Thanksgiving has special meaning when you're an ex-pat in one of the countries around the world where this holiday is not celebrated. The only way I know Thanksgiving is through family, food, the Macy's Parade, and collapse. Thanksgiving in Qatar went on for three days and included no less than four invitations to join other ex-pat groups for meals. It was very gratifying to be invited out so many times but I only succumbed to two offers. We all made our own renditions of sweet patatoes, salads, gravies, and more that we cherish from home.
Besides sharing Thanksgiving celebrations this last weekend, I ventured into the desert for a safari. It was very cool. Much of the safari was simply riding around in a comfortable SUV viewing the landscape (picture below and right). However, on several occassions we stopped to really absorb the setting. The last stop we made, the one where we saw this particularly photogenic camel (picture below), the sun was setting in the west while the full moon was rising in the east.

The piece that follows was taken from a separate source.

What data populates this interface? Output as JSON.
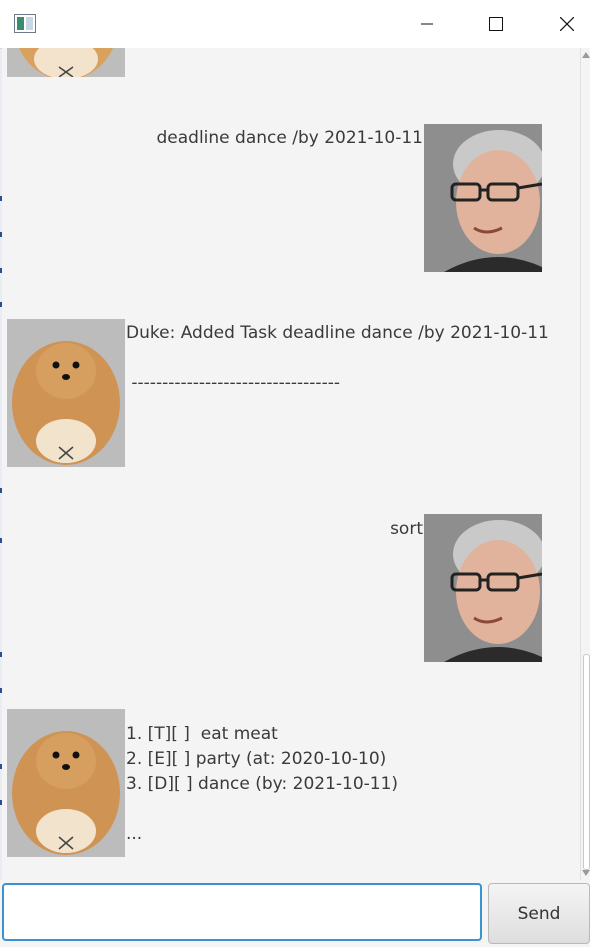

Even though there were about fifty people joining in this experience, there was a deep sense of solitude and connection in what I thought would be a pretty desolate place. It was desolate but it was this apparent void that made room for reflection, connection, and beauty. Arab lands are not filled with the lush colors of more vegetated places but they have a beauty of their own.
Ex-pat Thanksgiving - having a place to call home to which I know I can return and having a new place where being ex-pats is celebrated, even while we work to build another country.